Ein entscheidender tag am fels

Ehrfurchtsvoll blicke ich die eintausendvierhundert Meter hohe Felswand des Monte Casale hinauf. An dieser Wand befindet sich die „Via ferrata Che Guevara“ und auf dem Gipfel das Ziel des heutigen Tages.

„Traust du dir das wirklich zu Simone?“, frage ich meine beste Freundin.

„Ja klar“, erwidert sie „Wir haben den ganzen Sommer bei uns im Klettergarten geübt. Willst du jetzt etwa kneifen? Du hast es versprochen!“ 

„Nein, nein“, sage ich, „Du kannst nur nicht euren kleinen Klettersteig, der gerade mal dreißig Meter hoch ist, hiermit vergleichen.“

„Du bist doch hier die tolle Kletterin Martina, hast du jetzt etwas Schiss?“, fragt Simone und schaut mich mit hochgezogenen Augenbrauen an.  Als ich nicht antworte verdreht Simone genervt die Augen. 

„Entschuldige war nicht so gemeint.“ 

Ein Arm legt sich um meine Schulter und mir wird bewusst, dass wir Zuhörer haben. Hastig wische ich die Träne fort.

„Alles ok hier?“, fragt mich Peter und ich nicke.

„Natürlich“ antwortet ihm Simone, „Martina hat nur Bedenken wegen der Höhe. Aber das schafft sie schon.“ Gönnerhaft tätschelt sie meine Schulter.

Ich schaue sie ungläubig an. Jetzt hat sie es wieder geschafft, die Tatsachen so zu verdrehen, dass sie gut dasteht. Ich ringe mir ein Lächeln für Peter ab und wende ich mich schnell meinem Rucksack zu. Fünfzehn Minuten später laufen wir los. Innerhalb kürzester Zeit hat Simones Kopf das satte Rot einer überreifen Tomate angenommen. Am Einstieg legen Peter und ich bereits unsere Ausrüstung an, als die beiden zu uns aufschließen.  Als ich die Klettersteigsets der beiden sehe, schnappe ich nach Luft. 

„Damit könnt ihr nicht klettern!“, rufe ich und nehme Karl seins aus der Hand. „Die dürfen nicht mehr verwendet werden. Schaut, das Seil hier in der Platte ist schon ganz steif. Bei einem Sturz rutscht das nicht mehr durch und reißt im schlimmsten Fall. Das ist zu gefährlich.“

„Ach ja Frau Oberlehrerin, und was ist deiner Meinung nach ein zulässiges Klettersteigset?“, meldet sich Simone zu Wort. 

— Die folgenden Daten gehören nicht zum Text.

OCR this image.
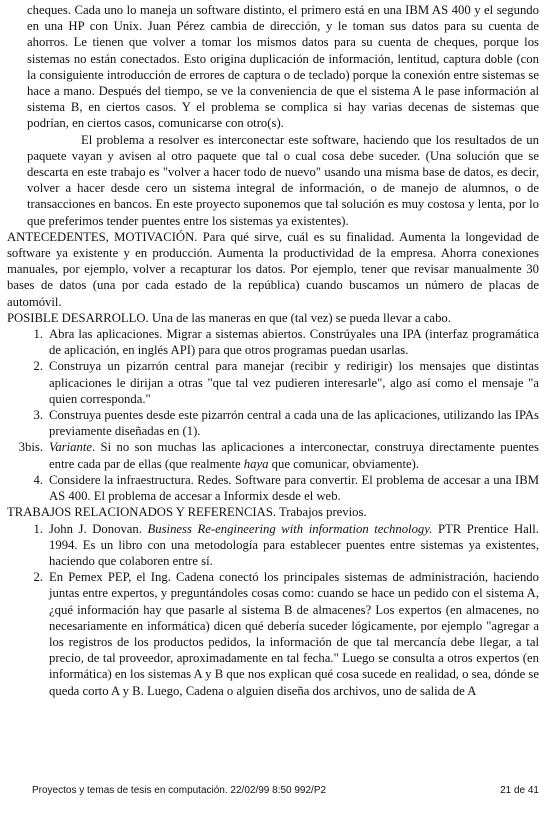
cheques. Cada uno lo maneja un software distinto, el primero está en una IBM AS 400 y el segundo en una HP con Unix. Juan Pérez cambia de dirección, y le toman sus datos para su cuenta de ahorros. Le tienen que volver a tomar los mismos datos para su cuenta de cheques, porque los sistemas no están conectados. Esto origina duplicación de información, lentitud, captura doble (con la consiguiente introducción de errores de captura o de teclado) porque la conexión entre sistemas se hace a mano. Después del tiempo, se ve la conveniencia de que el sistema A le pase información al sistema B, en ciertos casos. Y el problema se complica si hay varias decenas de sistemas que podrían, en ciertos casos, comunicarse con otro(s).

El problema a resolver es interconectar este software, haciendo que los resultados de un paquete vayan y avisen al otro paquete que tal o cual cosa debe suceder. (Una solución que se descarta en este trabajo es "volver a hacer todo de nuevo" usando una misma base de datos, es decir, volver a hacer desde cero un sistema integral de información, o de manejo de alumnos, o de transacciones en bancos. En este proyecto suponemos que tal solución es muy costosa y lenta, por lo que preferimos tender puentes entre los sistemas ya existentes).

ANTECEDENTES, MOTIVACIÓN. Para qué sirve, cuál es su finalidad. Aumenta la longevidad de software ya existente y en producción. Aumenta la productividad de la empresa. Ahorra conexiones manuales, por ejemplo, volver a recapturar los datos. Por ejemplo, tener que revisar manualmente 30 bases de datos (una por cada estado de la república) cuando buscamos un número de placas de automóvil.

POSIBLE DESARROLLO. Una de las maneras en que (tal vez) se pueda llevar a cabo.

1. Abra las aplicaciones. Migrar a sistemas abiertos. Constrúyales una IPA (interfaz programática de aplicación, en inglés API) para que otros programas puedan usarlas.
2. Construya un pizarrón central para manejar (recibir y redirigir) los mensajes que distintas aplicaciones le dirijan a otras "que tal vez pudieren interesarle", algo así como el mensaje "a quien corresponda."
3. Construya puentes desde este pizarrón central a cada una de las aplicaciones, utilizando las IPAs previamente diseñadas en (1).
3bis. Variante. Si no son muchas las aplicaciones a interconectar, construya directamente puentes entre cada par de ellas (que realmente haya que comunicar, obviamente).
4. Considere la infraestructura. Redes. Software para convertir. El problema de accesar a una IBM AS 400. El problema de accesar a Informix desde el web.

TRABAJOS RELACIONADOS Y REFERENCIAS. Trabajos previos.

1. John J. Donovan. Business Re-engineering with information technology. PTR Prentice Hall. 1994. Es un libro con una metodología para establecer puentes entre sistemas ya existentes, haciendo que colaboren entre sí.
2. En Pemex PEP, el Ing. Cadena conectó los principales sistemas de administración, haciendo juntas entre expertos, y preguntándoles cosas como: cuando se hace un pedido con el sistema A, ¿qué información hay que pasarle al sistema B de almacenes? Los expertos (en almacenes, no necesariamente en informática) dicen qué debería suceder lógicamente, por ejemplo "agregar a los registros de los productos pedidos, la información de que tal mercancía debe llegar, a tal precio, de tal proveedor, aproximadamente en tal fecha." Luego se consulta a otros expertos (en informática) en los sistemas A y B que nos explican qué cosa sucede en realidad, o sea, dónde se queda corto A y B. Luego, Cadena o alguien diseña dos archivos, uno de salida de A
Proyectos y temas de tesis en computación. 22/02/99 8:50 992/P2	21 de 41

Ich halte mein Klettersteigset hoch. „Der wichtigste Unterschied,“ erkläre ich, „ist der Bandfalldämpfer, und zeige auf die kleine Tasche daran. Darin ist ein in Schlaufen gelegtes, vernähtes Band. Bei einem Sturz reißen die Nähte nacheinander und das Band etwa bis zur Mitte auf. Dadurch wird der Fall abgebremst. Außerdem ist es noch möglich, durch den Rest des Bandes den Klettersteig nach oben zu beenden oder wieder abzusteigen. Ein weiterer Sturz ist dadurch noch abgesichert“. „Wie wäre es“, frage ich, „wenn wir heute in Riva zwei neue Klettersteigsets für euch kaufen und morgen wieder her kommen?“

„Ich glaube, du hast einfach keine Lust mit mir zu klettern“, erwidert Simone und zieht ein bockiges Gesicht. „Du bist mir echt eine schöne Freundin.“

Im Hintergrund räuspert sich Karl.

„Peter, könntest du nicht deine Ausrüstung Simone geben? Dann können die beiden Mädels den Steig machen“, fragt er.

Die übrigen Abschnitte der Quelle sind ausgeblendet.